Think of it this way. When you learn math, you later apply it to balancing your checkbook. When you learn to balance your checkbook, you can apply that skill to running a business. Running a business might help you learn to run a school. Then, you might use your knowledge of running a school to help someone else learn math. So you see, any one piece of knowledge does not exist by itself, but is part of a larger web of knowledge. Any one piece of knowledge will lead you to so many others.
So, going back to the question of design—where can that take you, or is it just a point of termination? If the search for knowledge ends with the knowledge that something is designed, then in what way is it knowledge? Useful knowledge should fully participate in the web of knowledge and not exist merely as an item of trivia. So how can such ideas usefully contribute to the web of knowledge?
According to Proverbs 9:10, “The fear of the LORD is the beginning of wisdom…” (NIV 1984) I want to highlight the word beginning. In other words, if we find evidence for God and then we stop, we have stopped at the beginning rather than at the end.
So, when we find that something is the result of God’s design, it is inappropriate to use that fact as a stopping point. Instead, it should be used as a starting point for further investigation. However, since we live in a culture based on materialism, we often get stuck here. How do you investigate God’s works? We know how to investigate nature, but we are pretty stumped when it comes to God. We are used to treating knowledge of God as so subjective that it is beyond investigation—and it is precisely the idea that the knowledge of God is considered subjective rather than objective which has caused Christianity to no longer be taken seriously in the public square.
As Christians, we must learn again to treat knowledge of God as real, objective, knowable truth.
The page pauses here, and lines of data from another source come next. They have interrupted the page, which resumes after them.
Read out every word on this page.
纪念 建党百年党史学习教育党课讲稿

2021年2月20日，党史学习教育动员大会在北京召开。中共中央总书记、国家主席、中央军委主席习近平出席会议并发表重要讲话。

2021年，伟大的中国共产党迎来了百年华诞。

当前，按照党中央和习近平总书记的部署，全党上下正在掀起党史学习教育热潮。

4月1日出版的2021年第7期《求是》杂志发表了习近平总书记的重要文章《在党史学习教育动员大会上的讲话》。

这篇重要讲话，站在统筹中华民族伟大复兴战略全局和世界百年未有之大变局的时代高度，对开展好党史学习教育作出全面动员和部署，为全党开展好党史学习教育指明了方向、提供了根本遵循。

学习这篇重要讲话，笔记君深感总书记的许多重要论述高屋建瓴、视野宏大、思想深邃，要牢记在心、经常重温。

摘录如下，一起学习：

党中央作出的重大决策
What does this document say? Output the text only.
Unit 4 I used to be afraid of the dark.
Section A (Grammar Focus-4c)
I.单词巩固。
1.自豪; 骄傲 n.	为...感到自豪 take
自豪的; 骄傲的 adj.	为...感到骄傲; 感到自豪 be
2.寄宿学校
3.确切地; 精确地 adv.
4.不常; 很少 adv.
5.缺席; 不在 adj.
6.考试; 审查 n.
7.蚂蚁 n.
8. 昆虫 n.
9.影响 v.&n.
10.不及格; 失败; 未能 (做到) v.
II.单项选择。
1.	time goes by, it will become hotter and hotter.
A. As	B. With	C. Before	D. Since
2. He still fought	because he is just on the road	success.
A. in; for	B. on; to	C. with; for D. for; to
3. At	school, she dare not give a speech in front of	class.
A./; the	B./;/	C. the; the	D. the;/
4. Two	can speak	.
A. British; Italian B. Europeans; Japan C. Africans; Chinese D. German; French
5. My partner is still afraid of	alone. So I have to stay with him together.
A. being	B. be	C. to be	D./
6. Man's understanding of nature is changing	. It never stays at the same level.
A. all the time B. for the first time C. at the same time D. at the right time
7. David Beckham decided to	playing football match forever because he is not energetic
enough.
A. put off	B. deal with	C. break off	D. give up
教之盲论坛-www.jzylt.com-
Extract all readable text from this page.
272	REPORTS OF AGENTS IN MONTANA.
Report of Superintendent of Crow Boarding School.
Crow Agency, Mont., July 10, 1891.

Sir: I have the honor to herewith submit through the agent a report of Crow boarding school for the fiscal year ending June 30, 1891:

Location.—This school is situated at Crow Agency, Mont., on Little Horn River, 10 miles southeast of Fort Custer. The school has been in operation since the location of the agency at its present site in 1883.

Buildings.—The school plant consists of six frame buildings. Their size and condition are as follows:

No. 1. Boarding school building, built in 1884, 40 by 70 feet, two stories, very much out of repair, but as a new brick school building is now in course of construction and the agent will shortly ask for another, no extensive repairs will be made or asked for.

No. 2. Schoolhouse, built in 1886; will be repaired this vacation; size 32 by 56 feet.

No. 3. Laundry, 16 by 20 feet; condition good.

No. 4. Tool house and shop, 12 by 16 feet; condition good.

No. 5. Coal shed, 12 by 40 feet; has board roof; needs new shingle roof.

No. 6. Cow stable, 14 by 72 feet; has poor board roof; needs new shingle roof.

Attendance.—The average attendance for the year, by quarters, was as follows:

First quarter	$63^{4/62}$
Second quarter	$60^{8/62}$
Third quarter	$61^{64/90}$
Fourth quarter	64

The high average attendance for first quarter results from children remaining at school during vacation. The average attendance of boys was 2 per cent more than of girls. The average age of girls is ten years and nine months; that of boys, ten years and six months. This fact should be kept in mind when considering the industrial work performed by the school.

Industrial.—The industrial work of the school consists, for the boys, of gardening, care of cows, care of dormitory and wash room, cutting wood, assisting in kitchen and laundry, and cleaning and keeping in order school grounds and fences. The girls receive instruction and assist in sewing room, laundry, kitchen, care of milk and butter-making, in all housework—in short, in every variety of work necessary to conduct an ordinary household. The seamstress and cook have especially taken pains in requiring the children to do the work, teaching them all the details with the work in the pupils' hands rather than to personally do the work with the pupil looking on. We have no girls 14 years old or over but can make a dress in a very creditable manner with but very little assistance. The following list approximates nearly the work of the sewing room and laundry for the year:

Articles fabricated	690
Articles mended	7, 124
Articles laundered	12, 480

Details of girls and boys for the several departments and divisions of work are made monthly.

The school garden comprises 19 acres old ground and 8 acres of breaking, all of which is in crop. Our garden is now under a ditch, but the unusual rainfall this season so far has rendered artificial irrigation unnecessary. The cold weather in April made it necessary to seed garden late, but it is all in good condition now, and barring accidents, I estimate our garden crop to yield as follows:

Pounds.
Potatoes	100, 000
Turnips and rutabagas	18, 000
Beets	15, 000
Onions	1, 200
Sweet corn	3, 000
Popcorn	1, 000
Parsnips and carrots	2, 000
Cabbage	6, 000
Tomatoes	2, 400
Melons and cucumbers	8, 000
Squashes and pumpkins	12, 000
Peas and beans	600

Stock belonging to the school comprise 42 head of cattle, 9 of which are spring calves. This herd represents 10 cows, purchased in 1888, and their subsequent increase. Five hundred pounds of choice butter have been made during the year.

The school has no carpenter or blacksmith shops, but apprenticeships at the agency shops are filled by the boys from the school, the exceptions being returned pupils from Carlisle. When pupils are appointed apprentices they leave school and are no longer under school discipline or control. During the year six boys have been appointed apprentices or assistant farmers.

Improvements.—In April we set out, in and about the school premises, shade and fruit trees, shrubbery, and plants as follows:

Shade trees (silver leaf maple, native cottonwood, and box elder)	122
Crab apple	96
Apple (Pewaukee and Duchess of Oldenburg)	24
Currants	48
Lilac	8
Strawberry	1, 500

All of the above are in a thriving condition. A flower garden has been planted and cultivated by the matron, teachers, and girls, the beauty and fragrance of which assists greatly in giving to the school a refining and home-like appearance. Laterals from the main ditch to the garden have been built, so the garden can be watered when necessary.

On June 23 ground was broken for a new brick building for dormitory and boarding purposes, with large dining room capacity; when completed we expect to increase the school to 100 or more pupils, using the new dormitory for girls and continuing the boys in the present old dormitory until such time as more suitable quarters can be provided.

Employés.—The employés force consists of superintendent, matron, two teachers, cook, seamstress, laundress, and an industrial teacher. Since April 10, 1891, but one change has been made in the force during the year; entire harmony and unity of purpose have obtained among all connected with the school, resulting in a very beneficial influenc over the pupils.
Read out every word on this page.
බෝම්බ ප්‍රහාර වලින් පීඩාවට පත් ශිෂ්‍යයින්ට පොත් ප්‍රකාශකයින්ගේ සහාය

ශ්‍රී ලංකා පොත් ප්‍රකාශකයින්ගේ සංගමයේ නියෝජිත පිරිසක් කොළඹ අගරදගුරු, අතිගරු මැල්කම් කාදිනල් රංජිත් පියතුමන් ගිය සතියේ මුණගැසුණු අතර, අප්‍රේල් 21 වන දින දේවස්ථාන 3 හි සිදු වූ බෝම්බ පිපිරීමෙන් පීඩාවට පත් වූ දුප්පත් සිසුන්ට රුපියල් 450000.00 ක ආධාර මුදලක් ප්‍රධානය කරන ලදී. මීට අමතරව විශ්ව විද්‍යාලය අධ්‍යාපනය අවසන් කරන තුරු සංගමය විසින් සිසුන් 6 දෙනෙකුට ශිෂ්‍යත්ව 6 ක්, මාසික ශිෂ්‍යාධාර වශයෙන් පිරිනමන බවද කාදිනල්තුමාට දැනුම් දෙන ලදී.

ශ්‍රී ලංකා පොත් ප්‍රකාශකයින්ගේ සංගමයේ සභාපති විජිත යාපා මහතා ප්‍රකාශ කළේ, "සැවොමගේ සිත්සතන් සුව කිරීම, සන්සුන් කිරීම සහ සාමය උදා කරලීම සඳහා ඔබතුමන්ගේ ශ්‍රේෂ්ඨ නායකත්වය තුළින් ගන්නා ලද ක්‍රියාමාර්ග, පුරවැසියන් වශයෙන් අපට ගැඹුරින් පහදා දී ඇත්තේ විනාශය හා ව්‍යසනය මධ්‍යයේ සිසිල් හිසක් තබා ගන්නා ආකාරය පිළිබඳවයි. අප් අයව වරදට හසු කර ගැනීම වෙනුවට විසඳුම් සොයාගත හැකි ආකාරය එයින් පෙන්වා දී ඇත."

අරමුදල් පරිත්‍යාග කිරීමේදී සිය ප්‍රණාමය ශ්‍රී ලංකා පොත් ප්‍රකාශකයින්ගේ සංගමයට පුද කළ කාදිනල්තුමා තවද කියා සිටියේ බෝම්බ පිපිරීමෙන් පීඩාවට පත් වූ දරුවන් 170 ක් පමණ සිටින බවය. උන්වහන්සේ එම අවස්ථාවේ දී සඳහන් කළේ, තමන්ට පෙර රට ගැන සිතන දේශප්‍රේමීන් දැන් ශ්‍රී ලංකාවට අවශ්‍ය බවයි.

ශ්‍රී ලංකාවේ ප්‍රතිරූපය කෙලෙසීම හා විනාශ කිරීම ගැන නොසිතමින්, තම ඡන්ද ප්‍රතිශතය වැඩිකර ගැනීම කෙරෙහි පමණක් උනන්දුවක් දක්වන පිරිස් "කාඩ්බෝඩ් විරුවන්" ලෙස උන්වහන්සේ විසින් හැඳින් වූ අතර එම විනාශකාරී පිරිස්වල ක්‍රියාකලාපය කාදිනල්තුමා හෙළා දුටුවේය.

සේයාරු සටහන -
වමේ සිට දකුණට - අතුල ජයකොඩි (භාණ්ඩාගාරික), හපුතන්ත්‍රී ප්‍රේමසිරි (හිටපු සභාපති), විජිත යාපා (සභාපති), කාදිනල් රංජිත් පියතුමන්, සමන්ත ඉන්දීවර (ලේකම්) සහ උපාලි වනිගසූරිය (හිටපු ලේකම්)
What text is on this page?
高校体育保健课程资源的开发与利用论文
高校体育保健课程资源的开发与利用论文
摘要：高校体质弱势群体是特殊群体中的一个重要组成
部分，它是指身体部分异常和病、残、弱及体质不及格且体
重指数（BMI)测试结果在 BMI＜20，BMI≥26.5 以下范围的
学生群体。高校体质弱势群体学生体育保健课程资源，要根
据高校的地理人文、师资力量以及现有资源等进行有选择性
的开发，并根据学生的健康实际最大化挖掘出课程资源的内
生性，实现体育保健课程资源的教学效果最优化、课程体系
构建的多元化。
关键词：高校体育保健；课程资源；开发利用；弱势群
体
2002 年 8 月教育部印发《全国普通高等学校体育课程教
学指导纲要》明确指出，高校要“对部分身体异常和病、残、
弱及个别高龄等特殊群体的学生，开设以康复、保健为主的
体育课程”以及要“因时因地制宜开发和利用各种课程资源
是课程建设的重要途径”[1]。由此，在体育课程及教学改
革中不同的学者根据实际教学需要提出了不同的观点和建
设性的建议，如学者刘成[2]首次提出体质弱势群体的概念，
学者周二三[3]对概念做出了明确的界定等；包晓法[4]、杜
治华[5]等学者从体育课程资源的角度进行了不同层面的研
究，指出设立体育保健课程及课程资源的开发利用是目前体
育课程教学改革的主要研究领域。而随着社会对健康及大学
But in doing so, we must learn to ask different questions. It is true that when design is inferred, the old questions we were asking may not make sense anymore. But it should open up a new set of questions. For instance, instead of asking, “What was the sequence of physical events that led to the development of this structure?” you can ask, “What are the logical relationships which make this structure work? How do its purpose and its functionality interact? How does it fit functionally within the larger plan of the organism? How does it fit aesthetically within the larger plan of the organism? How does the structure interact morally with the plan of creation?”
We are not used to dealing with aesthetics, morality, or even logical plans as objective reality, but merely as byproducts of other “natural” causes. What we must do, instead, is to truly treat the fear of the Lord as the beginning of wisdom, and ask a whole new set of questions which the secular world no longer has the vocabulary or the imagination to even ask, much less answer.
Then, as the rest of the verse says, “…knowledge of the Holy One is understanding.”